Il me dévisage, ses yeux sont d'un vert incroyable, charmeurs. Je rougis et détourne la tête. Bon sang, il me met mal à l'aise, je ne vois rien en lui, mais lui essaie de lire en moi.

Le temps de reprendre mes esprits et je m'aperçois qu'Izoée a déjà fait mouche. Elle s'est drapée dans une couverture pour lui serrer la main et elle l'interroge de ses yeux de poupée de porcelaine.

— Ça va ? Qu'est-ce que tu faisais dehors et qu'est-ce qu'ils te veulent, ces mecs ?

— C'est pas la fête dehors ! se contente-t-il de répondre. Le monde devient fou. Vous ne devriez pas rester dans cette ville, ça dégénère grave.

Je pourrais lui répondre que je savais bien tout ça et que c'était pour lui qu'on était venues, mais qu'aurait-il compris ?

— On ne sait pas quoi faire, mentis-je. On était de passage ici quand tout s'est dégradé.

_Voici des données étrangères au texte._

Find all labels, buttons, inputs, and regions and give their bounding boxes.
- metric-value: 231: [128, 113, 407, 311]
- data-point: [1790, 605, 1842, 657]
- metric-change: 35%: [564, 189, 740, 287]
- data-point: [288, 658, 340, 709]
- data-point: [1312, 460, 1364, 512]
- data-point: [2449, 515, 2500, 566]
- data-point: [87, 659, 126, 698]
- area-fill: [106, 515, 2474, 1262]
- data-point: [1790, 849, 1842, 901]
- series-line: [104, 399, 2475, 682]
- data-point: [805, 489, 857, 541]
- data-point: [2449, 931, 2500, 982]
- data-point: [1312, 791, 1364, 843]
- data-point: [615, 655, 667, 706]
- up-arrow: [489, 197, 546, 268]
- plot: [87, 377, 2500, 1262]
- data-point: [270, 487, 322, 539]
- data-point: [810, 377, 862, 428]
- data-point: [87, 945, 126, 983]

J'espère le déconcerter assez pour qu'il nous offre son aide et c'est pari gagné ! Il porte les mains à son visage en inspirant, ses yeux rejoignent le haut de l'orbite. Il réfléchit intensément, mais brièvement et lance :

— Alors, venez avec moi, ce quartier va être invivable d'ici quelques heures et il sera trop tard pour trouver un autre refuge.

— D'accord.

Il s'attendait sans doute à devoir nous convaincre, car ma réponse le laisse sans voix et il finit par sourire pour masquer sa gêne.

Je n'attendais que ça. On devait partir ensemble, je le savais. Mais où ? Ça, c'est lui qui le sait et c'est complètement agaçant.

— Ne prenez que le strict minimum. Il faut que l'on soit discret et que l'on puisse piquer des sprints ! nous conseille-t-il.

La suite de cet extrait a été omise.